I kinda liked Knowing...
But that also means you kinda didn't like it... right?
Well, yes. The space angels were a bit much, as were the implications that incest would help save humanity. But I mostly did like it. I thought it was pretty engaging as a thriller, I liked Cage and Rose Byrne and whoever played Cage's skeptical pal, and I liked that it took the concept of the end of the world seriously, and not just as an excuse for special effects. AND I liked the implication that the Apocalypse was inevitable.
I'd love to see the original draft by Ryne Douglas Pearson because I suspect it was not the action picture that is Knowing. I think this thing was at its worst as a Nic Cage vehicle, with him constantly running, running, running to no purpose and that ridiculous scene where he sees the "grays" outside his home and runs out with the baseball bat (who would leave their only child unguarded in a sprawling, unprotected home to go out and get all alpha dog like that?). The movie stunk too obviously to me of a think piece tarted up as a popcorn muncher. And poor Rose Byrne... does she ever live?
He's running to no purpose, but HE doesn't know that. I mean, he's trying to thwart disaster and massive loss of human life. AND HE FAILS! Like, three different times, and that last failure is a real humdinger. That's not fodder for your typical popcorn movie, and I honestly found that admirable. Plus, I found the moment when he's begging the aliens to be allowed to come along, and being turned away, to be pretty close to gut-wrenching.

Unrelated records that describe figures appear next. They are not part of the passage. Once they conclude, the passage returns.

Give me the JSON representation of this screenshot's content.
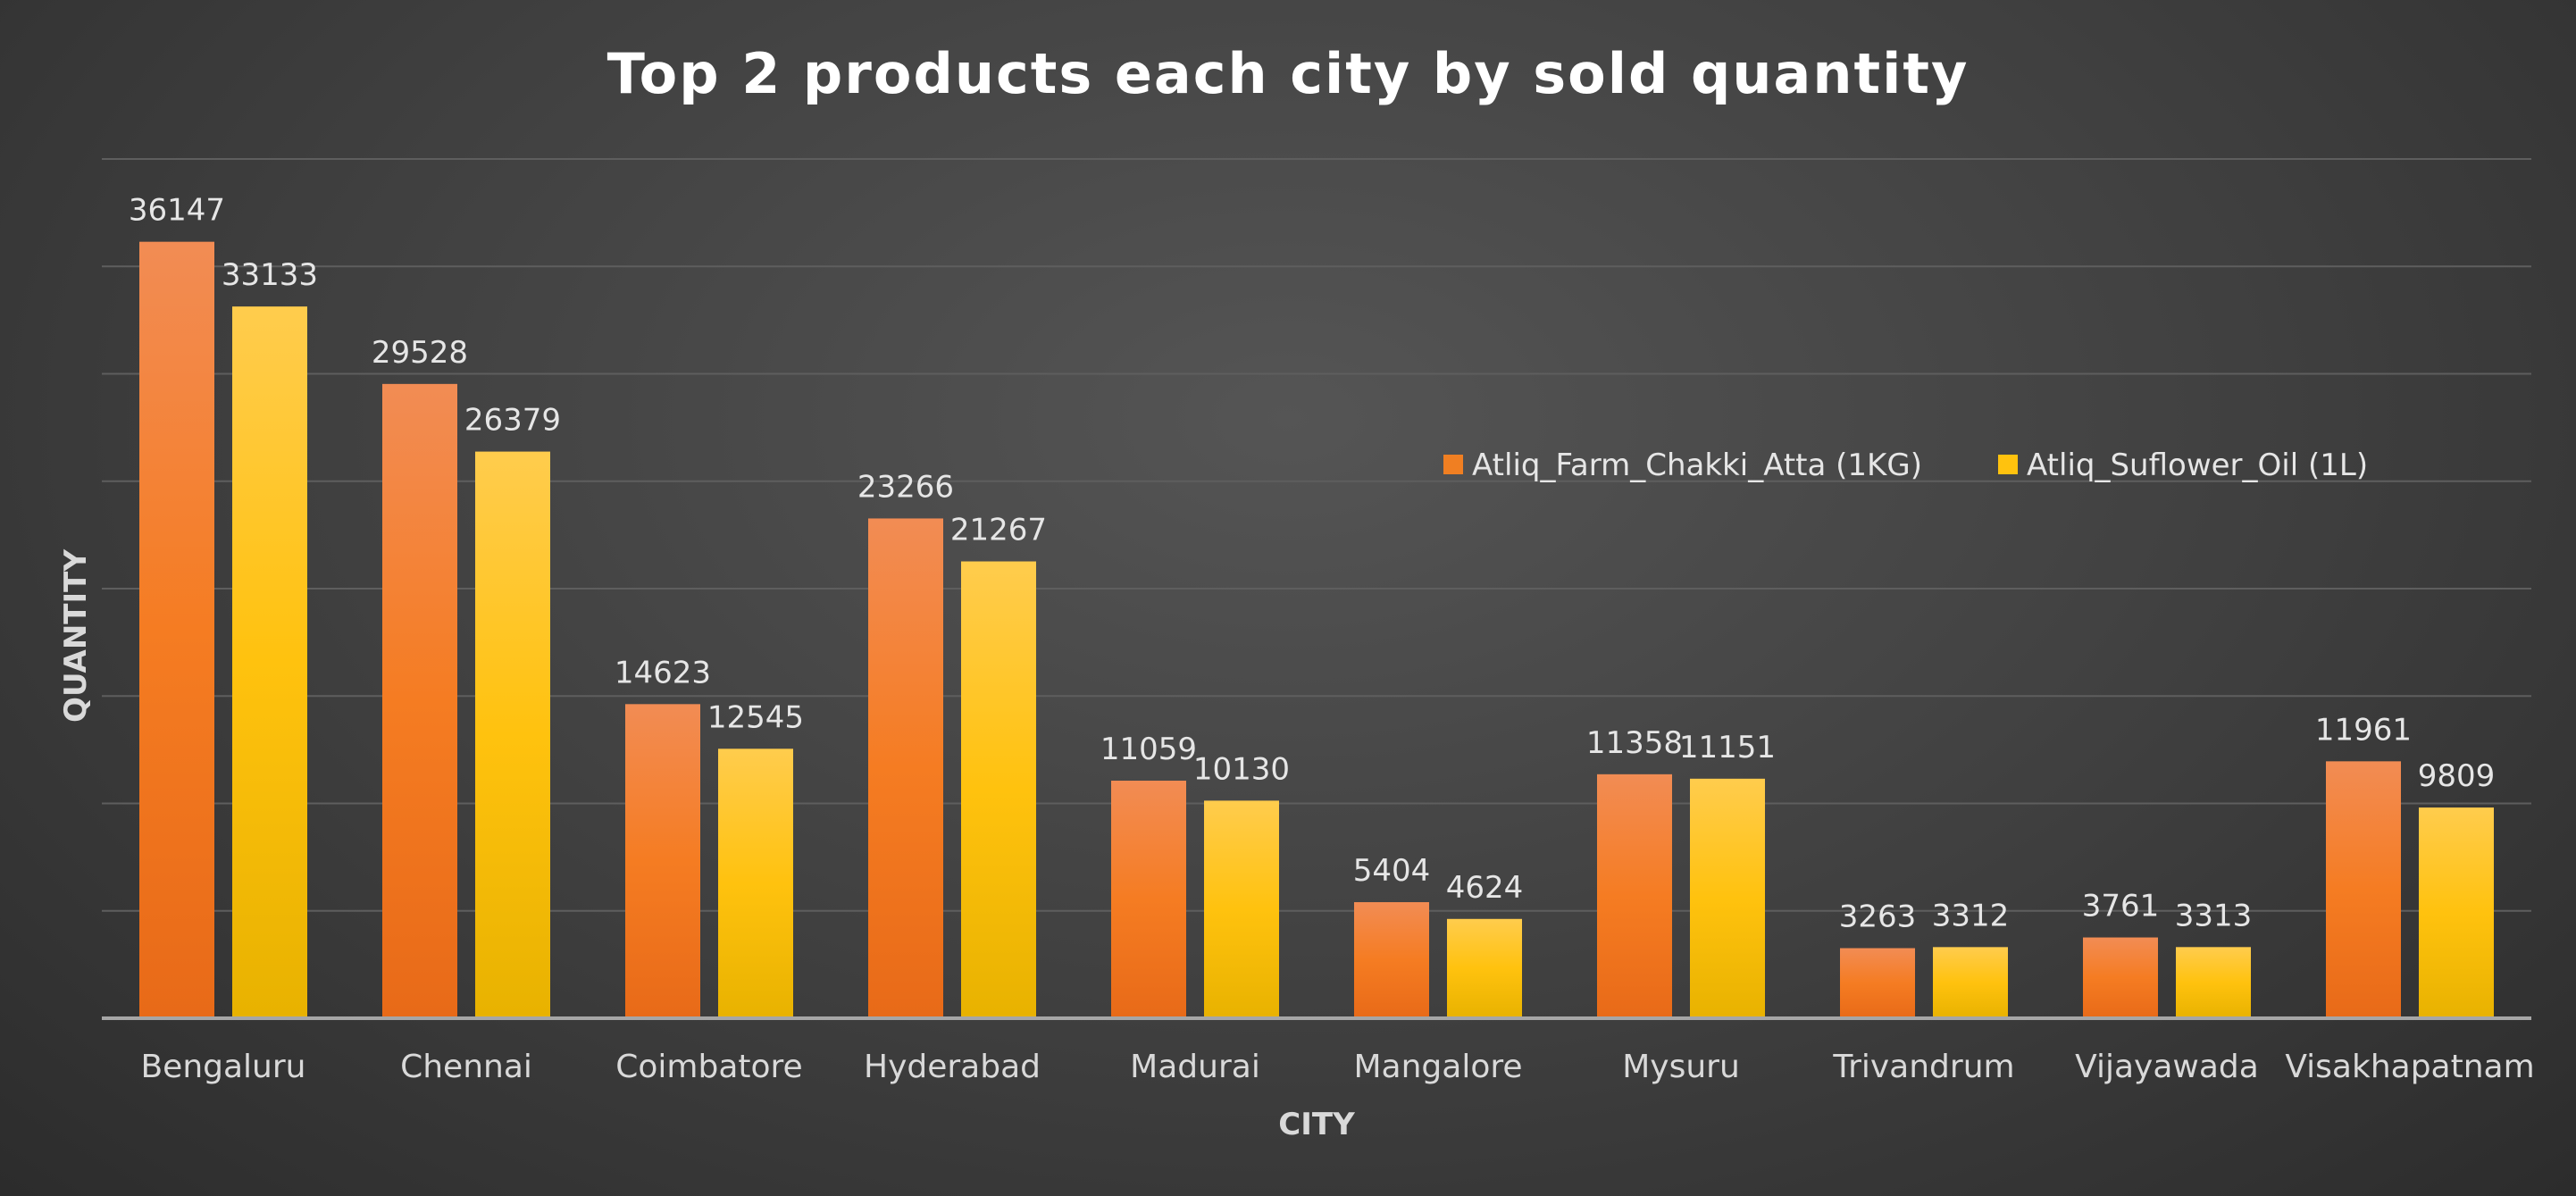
{
  "chart_data": {
    "type": "bar",
    "title": "Top 2 products each city by sold quantity",
    "xlabel": "CITY",
    "ylabel": "QUANTITY",
    "categories": [
      "Bengaluru",
      "Chennai",
      "Coimbatore",
      "Hyderabad",
      "Madurai",
      "Mangalore",
      "Mysuru",
      "Trivandrum",
      "Vijayawada",
      "Visakhapatnam"
    ],
    "series": [
      {
        "name": "Atliq_Farm_Chakki_Atta (1KG)",
        "color": "#f07f22",
        "values": [
          36147,
          29528,
          14623,
          23266,
          11059,
          5404,
          11358,
          3263,
          3761,
          11961
        ]
      },
      {
        "name": "Atliq_Suflower_Oil (1L)",
        "color": "#ffc20e",
        "values": [
          33133,
          26379,
          12545,
          21267,
          10130,
          4624,
          11151,
          3312,
          3313,
          9809
        ]
      }
    ],
    "ylim": [
      0,
      40000
    ],
    "grid": true,
    "data_labels": true,
    "legend_position": "top-right"
  }
}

I'm normally very easily moved by the involvement of children in a movie - particularly the separation of parent and child (e.g., the end of the miniseries Storm of the Century) but this thing just left me cold. I will give it props for doing what Greg has complained most end-of-the-world movies don't do... but look at the price! Eternity in beige!
Nah. If you're gonna remake a Bill Rebane flick, make it the one about the sentient monster truck, Twister's Revenge.
Wow... I didn't catch the "fast forward to 7m..."
So I sat through seven minutes of two people just wandering around in the snow.
Literally (well, aside for a minute of a DJ). But otherwise... clomp clomp clomp.
How does anyone edit six minutes of people walking and still think it'll be compelling?
You really can't break Rebane's movies up into their component parts and get anything out of them. You may not ever be able to get anything out of them but I will cop to falling under their intoxicating, ass-numbing influence... particularly The Alpha Incident, although this one kept me glued to the screen for its duration back when I was a tender young thing with a lot of time on my hands.
Give me what I want, and I'll go away.
I think the DJ scene would have been better if he was playing Papa-Oom-Mau-Mau (but then I realized Rebane already used it for Monster-a-go-go). How much do you think Coke and Marlboro paid Rebane for the product placements?